As the man with the withered hand stood expectantly in front of Him, Yeshua posed another question to the scholars present in the synagogue, “What man is there among you who has a sheep, and if it falls into a pit on the Sabbath, will he not take hold of it and lift it out?” (Matthew 12:11). One might wonder why this question is relevant, but according to Sabbath law, one may not lift or carry an object (or an animal) outside of an established boundary.
The Master appealed to what must then have been a standard practice, at least in the Galilee: saving your animal’s life took precedence over the Sabbath prohibition on carrying and lifting. No one in the synagogue raised any objection to that premise. If that was not an accepted standard of the time and place, Yeshua’s argument would have lost its rhetorical force. Several men in the synagogue could have simply raised their hands and said, “We would not take hold of it or lift it out.”
Rabbi Yeshua’s hypothetical question seems to have been a standard rhetorical scenario for discussing Sabbath prohibitions. A passage in the Dead Sea Scrolls prohibits lifting an animal out of a pit on the Sabbath day, but apparently, in first-century Pharisaic-Galilean practice, the priority of rescuing an animal from a pit, even on the Sabbath, was a given. Later arguments in the Talmud take up the same question. Some opinions advocated removing an animal from a pit even on the Sabbath, out of concern for the welfare of the beast. They conceded that it may be necessary to violate some of the Sabbath’s prohibitions to alleviate or prevent the suffering of animals. The Talmud explains that showing kindness to animals “is a biblical law” and therefore weightier than legal stringencies. For that reason, the sages deemed it permissible to carry provisions to an animal to feed it or to enable it to climb out of a pit on the Sabbath day. All of these fall into the category of “doing good” on the Sabbath, because showing mercy to animals is a positive biblical commandment.

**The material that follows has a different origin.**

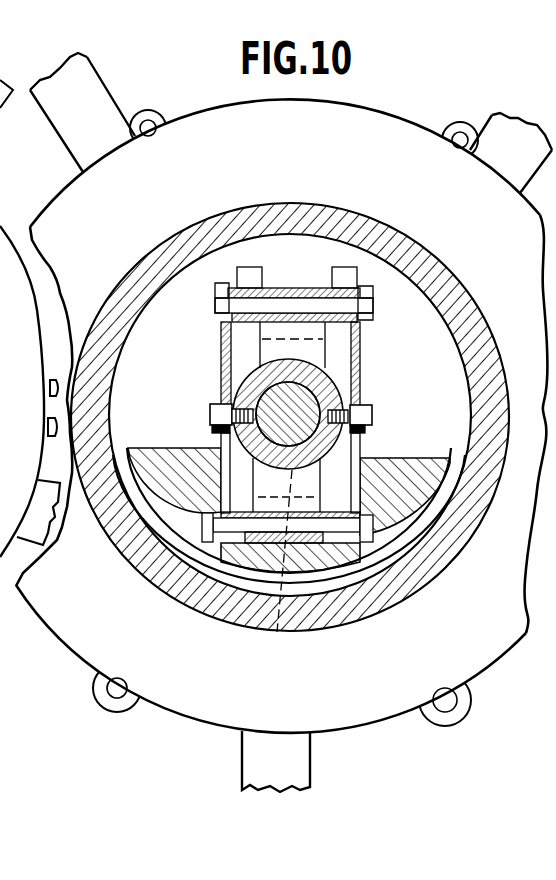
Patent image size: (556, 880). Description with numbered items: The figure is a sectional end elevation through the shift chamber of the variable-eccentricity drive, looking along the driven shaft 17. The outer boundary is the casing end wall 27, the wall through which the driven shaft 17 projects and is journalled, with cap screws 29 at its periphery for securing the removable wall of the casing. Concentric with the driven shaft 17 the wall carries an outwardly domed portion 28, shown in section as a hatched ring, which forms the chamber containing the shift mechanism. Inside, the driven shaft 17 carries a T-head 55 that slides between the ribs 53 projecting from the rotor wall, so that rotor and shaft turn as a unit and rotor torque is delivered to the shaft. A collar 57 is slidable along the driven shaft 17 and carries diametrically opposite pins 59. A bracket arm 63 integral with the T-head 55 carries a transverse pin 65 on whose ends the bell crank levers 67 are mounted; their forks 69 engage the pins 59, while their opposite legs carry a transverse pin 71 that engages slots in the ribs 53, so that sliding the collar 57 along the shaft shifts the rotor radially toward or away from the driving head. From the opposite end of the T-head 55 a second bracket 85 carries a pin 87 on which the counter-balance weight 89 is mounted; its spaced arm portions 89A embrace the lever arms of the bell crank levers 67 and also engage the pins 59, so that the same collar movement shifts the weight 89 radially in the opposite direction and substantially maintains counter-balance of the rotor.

The Master declared, “How much more valuable then is a man than a sheep! So then, it is lawful to do good on the Sabbath” (Matthew 12:12). Yeshua argued from the light to the heavy, a method of rabbinic argumentation that hinges on presenting a minor case, and then stating, “If this is so in the minor case, how much more so is it true in the major case.” Thus the logic proceeds from the light matter to the more serious matter: “If it is permissible to violate Sabbath in order to alleviate the suffering of animals, how much more so is it permissible to do the same for human beings?”